The droplets or Gelbeads to be analyzed were pipetted into a viewing chamber made by adhering SecureSeal™ Hybridization Chamber (9 mm DIA × 1.0 mm Depth, Grace Bio-Labs, Bend, OR, USA) to a glass slide (VistaVision^® Microscope slides, VWR). The chambers were imaged under the fluorescence microscope using a 1.25× objective for droplets/Gelbeads generation, characterizations, and gdLAMP. For each sample in gdPCR and single cell phenotyping, five images of different area in the viewing chamber were taken using a 5× objective. Fluorescein isothiocyanate (FITC) filter was used, except for phenotyping experiments where Texas Red (TXR) filter was used in addition. In phenotyping experiments, the image data collected through TXR channel was normalized using the image data collected through FITC channel. For analysis of bright Gelbeads fraction, the data of each pixel was the intensity ratio of TXR channel to FITC channel.

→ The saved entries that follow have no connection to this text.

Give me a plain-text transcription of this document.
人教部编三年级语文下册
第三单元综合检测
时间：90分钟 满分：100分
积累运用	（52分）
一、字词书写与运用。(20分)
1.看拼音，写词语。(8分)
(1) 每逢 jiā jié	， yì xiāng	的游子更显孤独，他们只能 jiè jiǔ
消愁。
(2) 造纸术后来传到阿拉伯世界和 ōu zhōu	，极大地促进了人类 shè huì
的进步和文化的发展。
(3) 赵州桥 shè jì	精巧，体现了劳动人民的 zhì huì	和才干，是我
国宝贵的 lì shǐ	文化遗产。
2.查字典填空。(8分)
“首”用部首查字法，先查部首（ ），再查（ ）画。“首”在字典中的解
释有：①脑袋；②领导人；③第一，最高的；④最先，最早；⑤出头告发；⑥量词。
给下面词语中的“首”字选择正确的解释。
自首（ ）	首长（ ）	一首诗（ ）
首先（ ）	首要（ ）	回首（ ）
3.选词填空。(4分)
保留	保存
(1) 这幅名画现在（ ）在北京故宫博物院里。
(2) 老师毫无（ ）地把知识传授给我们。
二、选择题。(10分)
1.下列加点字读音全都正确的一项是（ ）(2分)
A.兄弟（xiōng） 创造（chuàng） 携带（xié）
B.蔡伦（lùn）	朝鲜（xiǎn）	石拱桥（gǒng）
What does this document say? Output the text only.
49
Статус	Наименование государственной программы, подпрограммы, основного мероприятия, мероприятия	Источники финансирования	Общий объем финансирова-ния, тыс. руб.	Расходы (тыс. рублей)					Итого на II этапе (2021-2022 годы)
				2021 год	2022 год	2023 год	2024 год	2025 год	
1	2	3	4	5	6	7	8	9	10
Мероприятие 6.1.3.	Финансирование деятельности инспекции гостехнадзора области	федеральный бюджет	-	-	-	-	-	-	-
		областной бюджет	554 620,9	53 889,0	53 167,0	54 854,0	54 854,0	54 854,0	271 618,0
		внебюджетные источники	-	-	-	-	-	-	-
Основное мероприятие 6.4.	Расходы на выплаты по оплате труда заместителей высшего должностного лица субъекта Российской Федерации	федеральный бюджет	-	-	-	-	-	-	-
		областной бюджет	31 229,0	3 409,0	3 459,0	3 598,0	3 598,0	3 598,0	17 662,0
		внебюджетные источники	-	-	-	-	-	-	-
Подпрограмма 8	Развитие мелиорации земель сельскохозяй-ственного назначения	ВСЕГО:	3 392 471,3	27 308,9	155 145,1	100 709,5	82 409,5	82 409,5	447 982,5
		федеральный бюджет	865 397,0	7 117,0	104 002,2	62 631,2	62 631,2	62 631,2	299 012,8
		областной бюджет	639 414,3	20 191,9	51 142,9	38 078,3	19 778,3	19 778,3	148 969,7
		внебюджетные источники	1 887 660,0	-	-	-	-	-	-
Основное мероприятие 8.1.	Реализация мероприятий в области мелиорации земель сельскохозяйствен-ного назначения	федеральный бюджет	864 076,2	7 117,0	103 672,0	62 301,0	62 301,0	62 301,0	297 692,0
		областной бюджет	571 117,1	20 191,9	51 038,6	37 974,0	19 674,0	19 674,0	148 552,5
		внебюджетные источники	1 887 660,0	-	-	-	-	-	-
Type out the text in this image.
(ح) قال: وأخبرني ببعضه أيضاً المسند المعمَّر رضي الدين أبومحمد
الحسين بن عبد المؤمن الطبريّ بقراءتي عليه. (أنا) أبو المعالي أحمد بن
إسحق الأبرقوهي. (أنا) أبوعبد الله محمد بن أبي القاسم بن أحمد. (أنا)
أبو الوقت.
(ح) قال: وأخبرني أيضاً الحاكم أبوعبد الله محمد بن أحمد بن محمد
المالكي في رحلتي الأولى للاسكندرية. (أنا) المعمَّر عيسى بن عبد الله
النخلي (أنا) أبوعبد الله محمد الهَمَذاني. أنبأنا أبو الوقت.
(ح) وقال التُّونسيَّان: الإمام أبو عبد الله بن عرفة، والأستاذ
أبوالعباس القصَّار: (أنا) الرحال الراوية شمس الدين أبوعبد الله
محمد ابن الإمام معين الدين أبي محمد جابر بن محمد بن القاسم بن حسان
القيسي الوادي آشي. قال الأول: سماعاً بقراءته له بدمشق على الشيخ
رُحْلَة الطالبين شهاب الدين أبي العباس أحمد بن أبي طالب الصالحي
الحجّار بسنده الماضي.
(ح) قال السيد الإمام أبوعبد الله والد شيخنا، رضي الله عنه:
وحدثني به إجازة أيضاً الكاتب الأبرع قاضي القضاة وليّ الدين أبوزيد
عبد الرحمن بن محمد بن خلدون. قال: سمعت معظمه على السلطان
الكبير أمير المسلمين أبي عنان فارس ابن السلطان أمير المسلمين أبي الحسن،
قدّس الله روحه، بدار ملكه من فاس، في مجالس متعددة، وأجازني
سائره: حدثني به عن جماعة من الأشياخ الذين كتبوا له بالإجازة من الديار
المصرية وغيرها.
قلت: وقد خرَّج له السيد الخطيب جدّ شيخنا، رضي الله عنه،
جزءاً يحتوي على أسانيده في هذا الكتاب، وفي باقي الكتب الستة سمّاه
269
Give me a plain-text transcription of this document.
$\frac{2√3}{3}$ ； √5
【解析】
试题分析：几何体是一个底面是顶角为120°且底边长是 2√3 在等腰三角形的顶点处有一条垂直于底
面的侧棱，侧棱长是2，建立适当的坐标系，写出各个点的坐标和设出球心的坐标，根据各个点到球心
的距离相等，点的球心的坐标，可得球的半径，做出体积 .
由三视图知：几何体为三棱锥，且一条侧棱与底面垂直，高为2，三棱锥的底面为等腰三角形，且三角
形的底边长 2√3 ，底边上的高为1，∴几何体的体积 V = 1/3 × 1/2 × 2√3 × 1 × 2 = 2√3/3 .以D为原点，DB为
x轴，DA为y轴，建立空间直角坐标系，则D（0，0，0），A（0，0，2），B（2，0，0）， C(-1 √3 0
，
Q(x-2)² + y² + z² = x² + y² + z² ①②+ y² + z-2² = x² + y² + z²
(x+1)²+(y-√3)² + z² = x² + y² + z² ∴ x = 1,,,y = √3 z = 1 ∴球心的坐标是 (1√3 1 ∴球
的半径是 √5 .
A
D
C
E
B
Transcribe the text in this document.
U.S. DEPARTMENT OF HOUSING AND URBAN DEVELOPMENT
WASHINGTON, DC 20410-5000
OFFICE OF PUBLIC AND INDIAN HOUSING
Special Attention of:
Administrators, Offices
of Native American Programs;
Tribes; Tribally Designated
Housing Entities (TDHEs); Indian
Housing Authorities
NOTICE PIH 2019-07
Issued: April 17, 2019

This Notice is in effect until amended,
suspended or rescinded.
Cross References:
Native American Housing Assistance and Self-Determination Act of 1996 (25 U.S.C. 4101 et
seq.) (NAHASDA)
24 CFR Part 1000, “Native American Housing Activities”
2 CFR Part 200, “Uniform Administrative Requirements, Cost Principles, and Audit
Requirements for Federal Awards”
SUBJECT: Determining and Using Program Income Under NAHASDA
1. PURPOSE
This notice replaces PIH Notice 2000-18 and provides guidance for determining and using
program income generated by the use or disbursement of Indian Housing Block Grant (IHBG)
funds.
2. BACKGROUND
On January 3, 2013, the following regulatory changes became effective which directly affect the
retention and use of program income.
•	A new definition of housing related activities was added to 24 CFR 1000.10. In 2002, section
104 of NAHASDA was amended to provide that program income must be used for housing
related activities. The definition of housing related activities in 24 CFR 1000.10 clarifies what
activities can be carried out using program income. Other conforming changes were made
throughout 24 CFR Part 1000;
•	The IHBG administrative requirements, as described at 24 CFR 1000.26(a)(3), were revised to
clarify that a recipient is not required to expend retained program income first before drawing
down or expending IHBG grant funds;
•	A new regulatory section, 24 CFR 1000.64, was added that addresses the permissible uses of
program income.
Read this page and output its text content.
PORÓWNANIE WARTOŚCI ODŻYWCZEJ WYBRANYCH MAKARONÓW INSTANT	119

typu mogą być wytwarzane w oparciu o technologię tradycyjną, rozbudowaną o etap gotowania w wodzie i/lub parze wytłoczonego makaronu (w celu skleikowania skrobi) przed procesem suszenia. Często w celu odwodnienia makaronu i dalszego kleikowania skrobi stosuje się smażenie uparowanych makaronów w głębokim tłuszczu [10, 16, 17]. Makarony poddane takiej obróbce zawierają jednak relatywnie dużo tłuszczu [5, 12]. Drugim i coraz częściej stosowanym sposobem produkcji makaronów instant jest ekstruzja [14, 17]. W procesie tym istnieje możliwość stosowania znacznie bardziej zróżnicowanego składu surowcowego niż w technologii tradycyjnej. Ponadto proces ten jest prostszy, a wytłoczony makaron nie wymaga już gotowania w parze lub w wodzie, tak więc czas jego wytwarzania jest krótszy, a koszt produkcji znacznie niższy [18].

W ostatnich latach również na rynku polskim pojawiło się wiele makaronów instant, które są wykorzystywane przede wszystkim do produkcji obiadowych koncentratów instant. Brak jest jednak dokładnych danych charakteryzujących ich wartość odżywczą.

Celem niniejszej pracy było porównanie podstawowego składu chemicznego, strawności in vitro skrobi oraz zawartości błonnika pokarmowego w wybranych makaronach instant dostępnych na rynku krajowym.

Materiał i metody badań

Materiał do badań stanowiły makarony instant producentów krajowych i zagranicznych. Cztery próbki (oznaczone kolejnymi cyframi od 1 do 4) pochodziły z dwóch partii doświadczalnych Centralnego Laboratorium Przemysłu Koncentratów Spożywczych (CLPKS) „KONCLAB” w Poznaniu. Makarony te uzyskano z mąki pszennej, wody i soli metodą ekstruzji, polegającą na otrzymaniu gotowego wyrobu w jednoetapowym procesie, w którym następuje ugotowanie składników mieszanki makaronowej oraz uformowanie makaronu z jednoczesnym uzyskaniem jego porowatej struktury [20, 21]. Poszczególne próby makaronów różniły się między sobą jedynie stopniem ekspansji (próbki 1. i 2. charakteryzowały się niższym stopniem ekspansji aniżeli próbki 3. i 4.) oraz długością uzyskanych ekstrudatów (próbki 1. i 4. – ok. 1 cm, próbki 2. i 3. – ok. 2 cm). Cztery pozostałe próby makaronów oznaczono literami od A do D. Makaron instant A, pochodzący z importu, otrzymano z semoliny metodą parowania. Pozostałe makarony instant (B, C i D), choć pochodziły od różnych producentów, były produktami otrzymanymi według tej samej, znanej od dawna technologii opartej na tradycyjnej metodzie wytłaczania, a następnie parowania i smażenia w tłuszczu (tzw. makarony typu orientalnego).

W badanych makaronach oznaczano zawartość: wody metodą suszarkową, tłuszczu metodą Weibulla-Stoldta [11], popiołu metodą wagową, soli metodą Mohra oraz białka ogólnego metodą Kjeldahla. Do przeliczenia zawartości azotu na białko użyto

All images were analyzed using customized MATLAB scripts (Supplementary Files). For droplets and Gelbeads generation as well as thermal stability characterizations, the images were analyzed for individual compartment diameters. The diameters were further analyzed to calculate average compartment diameter and coefficient of variation (CV). For gdPCR, gdLAMP, and phenotyping assays, in addition to size analysis, the images were also analyzed for number of positive and negative compartments by setting a bright-dark threshold. Using the ratio of negative compartments to total compartments, the input DNA or cell concentrations were estimated by Poisson distribution (40). For images from phenotyping assays, since the distinction of dark and bright Gelbeads was hard to inspect visually, Gaussian fitting was used to advice the threshold (Figure S5).